- Allegiance: Baathist Iraq (?–2003) Iraq (May–September 2004)
- Branch: Iraqi Army
- Rank: Major-General
- Commands: Fallujah Brigade
- Conflicts: Iraq War

= Muhammed Latif =

Muhammed Latif (محمد لطيف) is an Iraqi major general, and former member of the Baath Party. The city of Fallujah was handed over to Muhammed Latif, replacing the earlier U.S. choice, Jasim Mohammed Saleh, when it was discovered that the latter had been involved in atrocities against Kurds during the Iran–Iraq War.

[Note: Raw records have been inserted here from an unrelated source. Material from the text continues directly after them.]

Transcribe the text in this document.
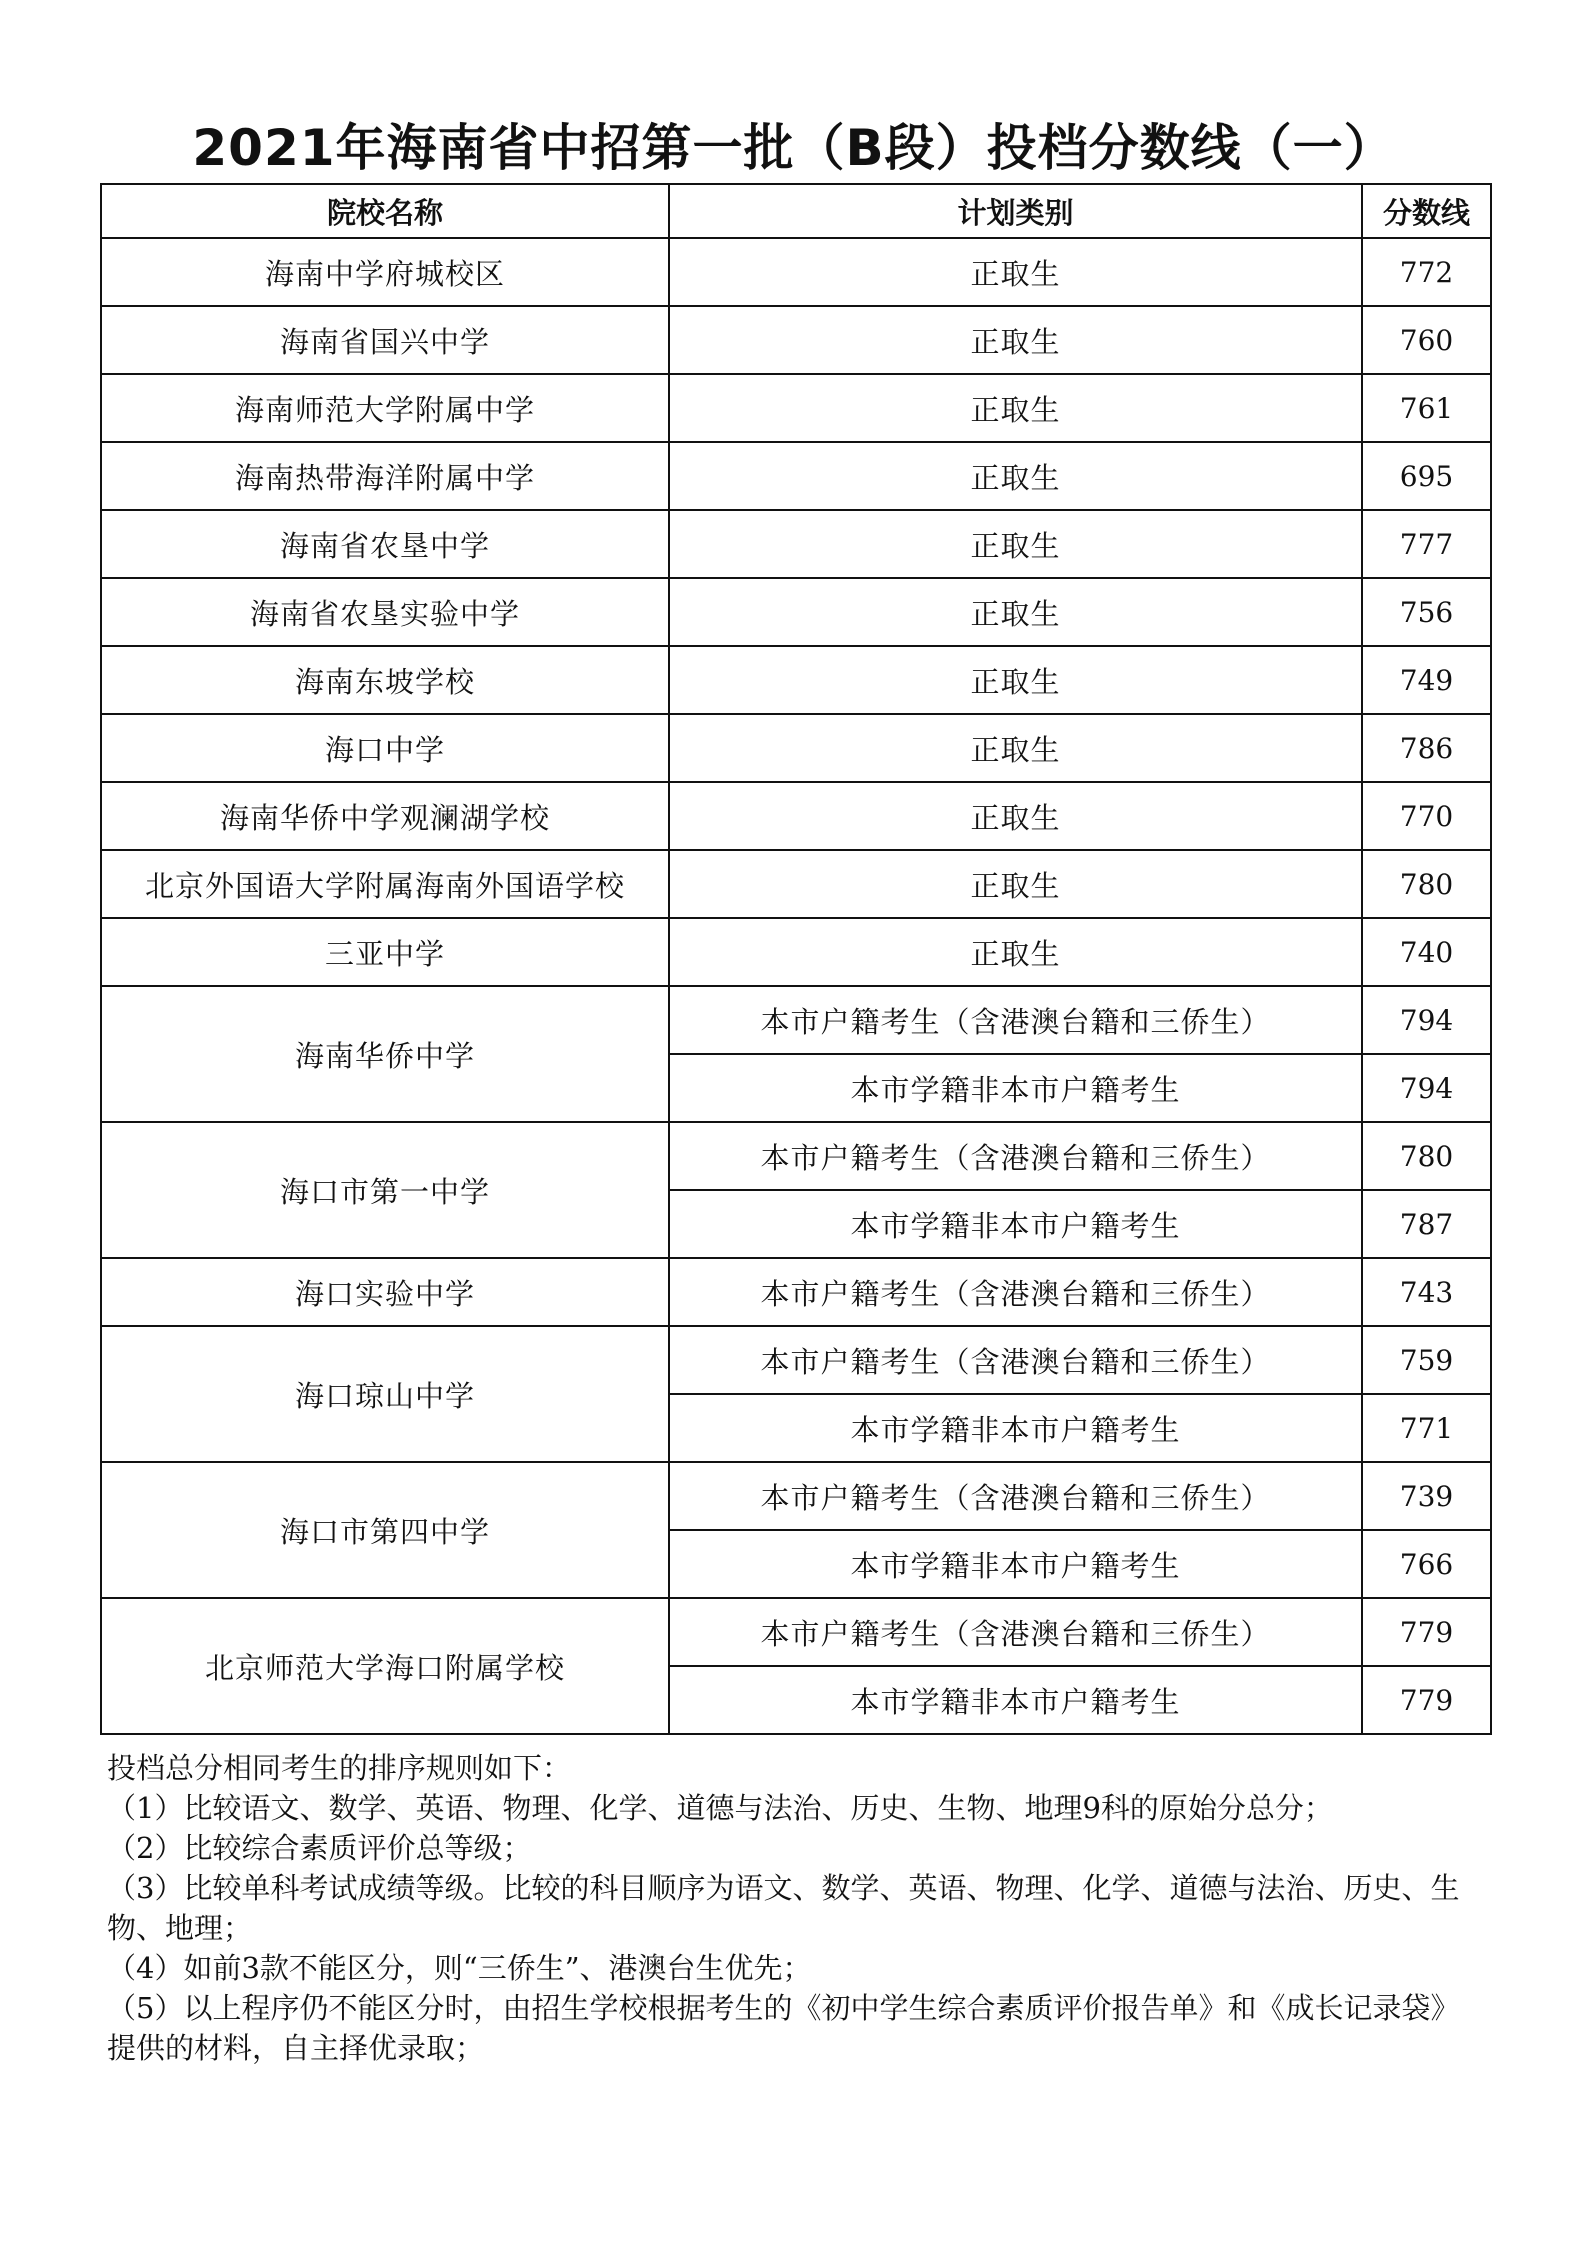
2021年海南省中招第一批（B段）投档分数线（一）
院校名称	计划类别	分数线
海南中学府城校区	正取生	772
海南省国兴中学	正取生	760
海南师范大学附属中学	正取生	761
海南热带海洋附属中学	正取生	695
海南省农垦中学	正取生	777
海南省农垦实验中学	正取生	756
海南东坡学校	正取生	749
海口中学	正取生	786
海南华侨中学观澜湖学校	正取生	770
北京外国语大学附属海南外国语学校	正取生	780
三亚中学	正取生	740
海南华侨中学	本市户籍考生（含港澳台籍和三侨生）	794
	本市学籍非本市户籍考生	794
海口市第一中学	本市户籍考生（含港澳台籍和三侨生）	780
	本市学籍非本市户籍考生	787
海口实验中学	本市户籍考生（含港澳台籍和三侨生）	743
海口琼山中学	本市户籍考生（含港澳台籍和三侨生）	759
	本市学籍非本市户籍考生	771
海口市第四中学	本市户籍考生（含港澳台籍和三侨生）	739
	本市学籍非本市户籍考生	766
北京师范大学海口附属学校	本市户籍考生（含港澳台籍和三侨生）	779
	本市学籍非本市户籍考生	779
投档总分相同考生的排序规则如下：
（1）比较语文、数学、英语、物理、化学、道德与法治、历史、生物、地理9科的原始分总分；
（2）比较综合素质评价总等级；
（3）比较单科考试成绩等级。比较的科目顺序为语文、数学、英语、物理、化学、道德与法治、历史、生物、地理；
（4）如前3款不能区分，则“三侨生”、港澳台生优先；
（5）以上程序仍不能区分时，由招生学校根据考生的《初中学生综合素质评价报告单》和《成长记录袋》提供的材料，自主择优录取；
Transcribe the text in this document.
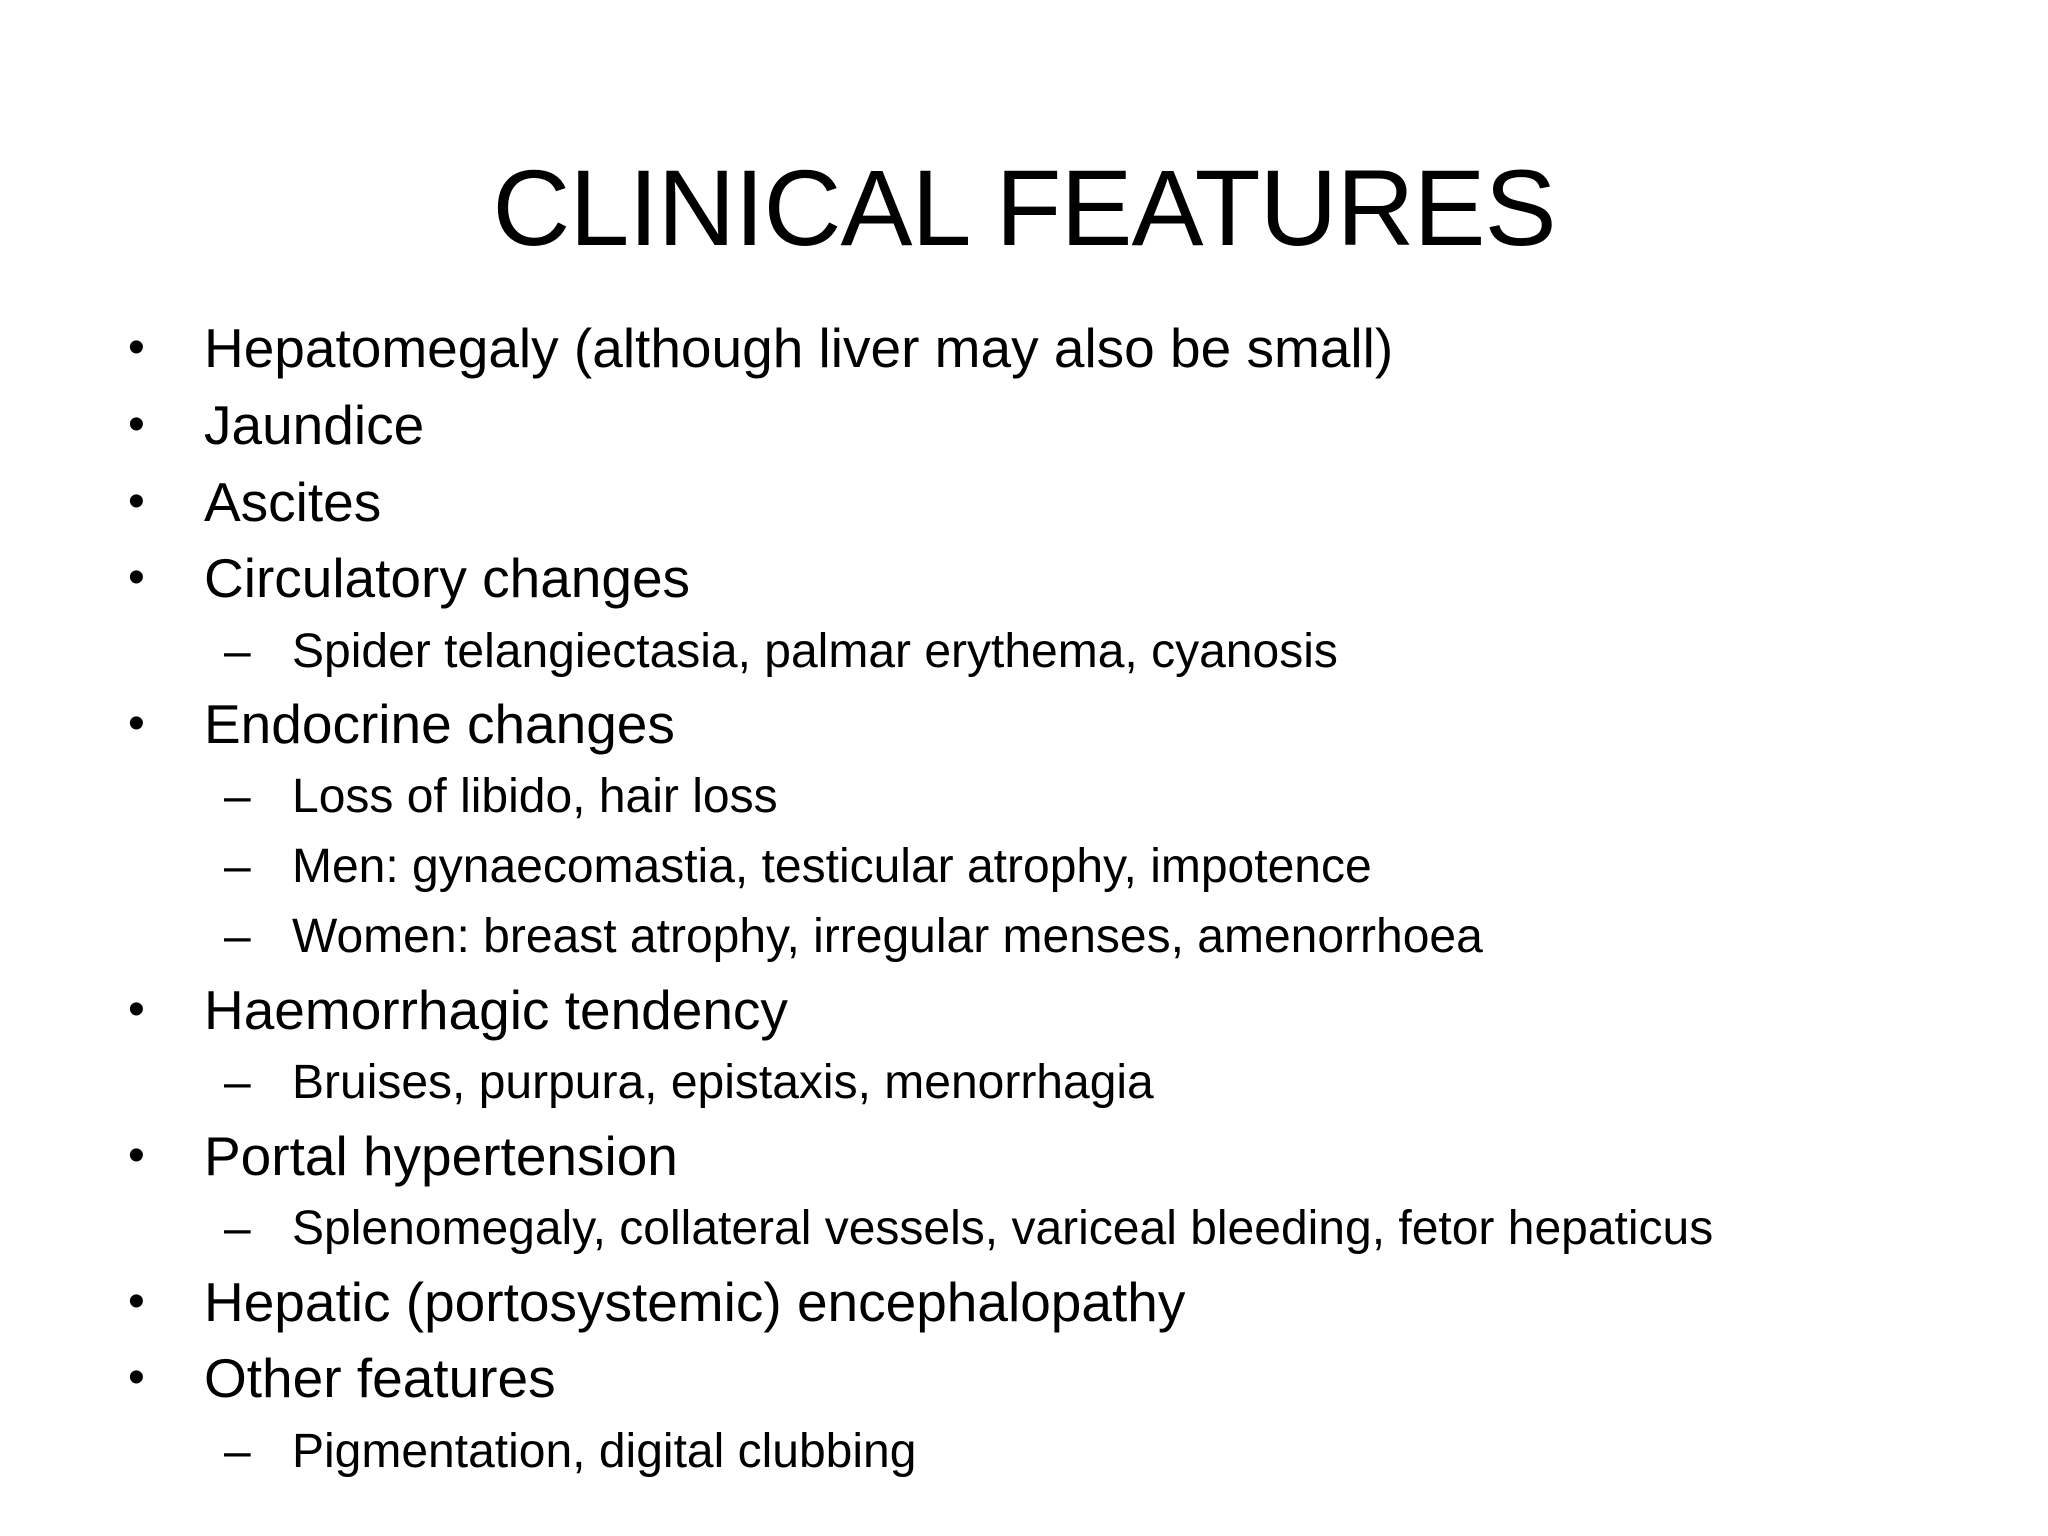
CLINICAL FEATURES
•	Hepatomegaly (although liver may also be small)
•	Jaundice
•	Ascites
•	Circulatory changes
– Spider telangiectasia, palmar erythema, cyanosis
•	Endocrine changes
– Loss of libido, hair loss
– Men: gynaecomastia, testicular atrophy, impotence
– Women: breast atrophy, irregular menses, amenorrhoea
•	Haemorrhagic tendency
– Bruises, purpura, epistaxis, menorrhagia
•	Portal hypertension
– Splenomegaly, collateral vessels, variceal bleeding, fetor hepaticus
•	Hepatic (portosystemic) encephalopathy
•	Other features
– Pigmentation, digital clubbing
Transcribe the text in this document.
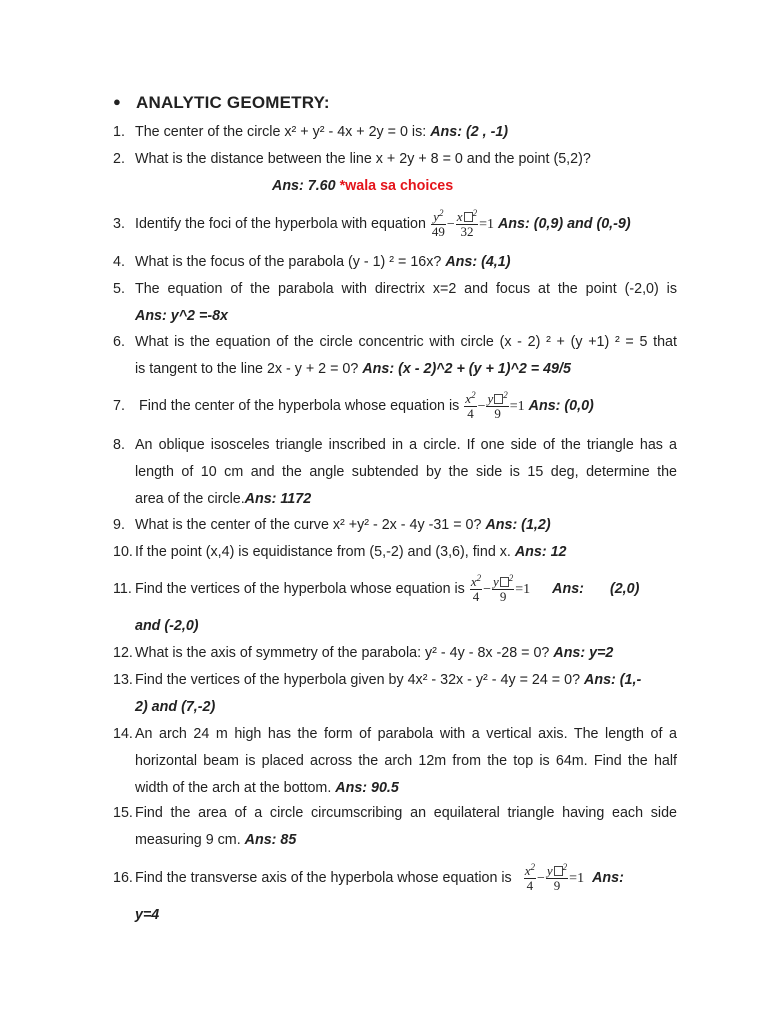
● ANALYTIC GEOMETRY:
1. The center of the circle x² + y² - 4x + 2y = 0 is: Ans: (2 , -1)
2. What is the distance between the line x + 2y + 8 = 0 and the point (5,2)?
Ans: 7.60 *wala sa choices
3. Identify the foci of the hyperbola with equation $\frac{y^2}{49} - \frac{x ^2}{32} =1$ Ans: (0,9) and (0,-9)
4. What is the focus of the parabola (y - 1) ² = 16x? Ans: (4,1)
5. The equation of the parabola with directrix x=2 and focus at the point (-2,0) is
Ans: y^2 =-8x
6. What is the equation of the circle concentric with circle (x - 2) ² + (y +1) ² = 5 that
is tangent to the line 2x - y + 2 = 0? Ans: (x - 2)^2 + (y + 1)^2 = 49/5
7. Find the center of the hyperbola whose equation is $\frac{x^2}{4} - \frac{y ^2}{9} =1$ Ans: (0,0)
8. An oblique isosceles triangle inscribed in a circle. If one side of the triangle has a
length of 10 cm and the angle subtended by the side is 15 deg, determine the
area of the circle.Ans: 1172
9. What is the center of the curve x² +y² - 2x - 4y -31 = 0? Ans: (1,2)
10. If the point (x,4) is equidistance from (5,-2) and (3,6), find x. Ans: 12
11. Find the vertices of the hyperbola whose equation is $\frac{x^2}{4} - \frac{y ^2}{9} =1$ Ans: (2,0)
and (-2,0)
12. What is the axis of symmetry of the parabola: y² - 4y - 8x -28 = 0? Ans: y=2
13. Find the vertices of the hyperbola given by 4x² - 32x - y² - 4y = 24 = 0? Ans: (1,-
2) and (7,-2)
14. An arch 24 m high has the form of parabola with a vertical axis. The length of a
horizontal beam is placed across the arch 12m from the top is 64m. Find the half
width of the arch at the bottom. Ans: 90.5
15. Find the area of a circle circumscribing an equilateral triangle having each side
measuring 9 cm. Ans: 85
16. Find the transverse axis of the hyperbola whose equation is $\frac{x^2}{4} - \frac{y ^2}{9} =1$ Ans:
y=4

Jane's Intelligence Review said that he was named Mohammed Abdel Latif and that he was a former military intelligence officer.

Latif was granted the right to raise an army of 1,100 soldiers known as the Fallujah Brigade, who would wear their Baathist military uniforms and control the city (which US forces had proven unable to pacify). Within days, the city's mayor, Muhammed Ibrahim al-Juraissey said that there was a visible difference as the city began to calm now under Iraqi leadership once again.

Nevertheless, the Fallujah Brigade dissolved and had turned over all the US weapons to the insurgency by September, prompting the return of US forces in the Second Battle of Fallujah in November, resulting in US reoccupation of the city.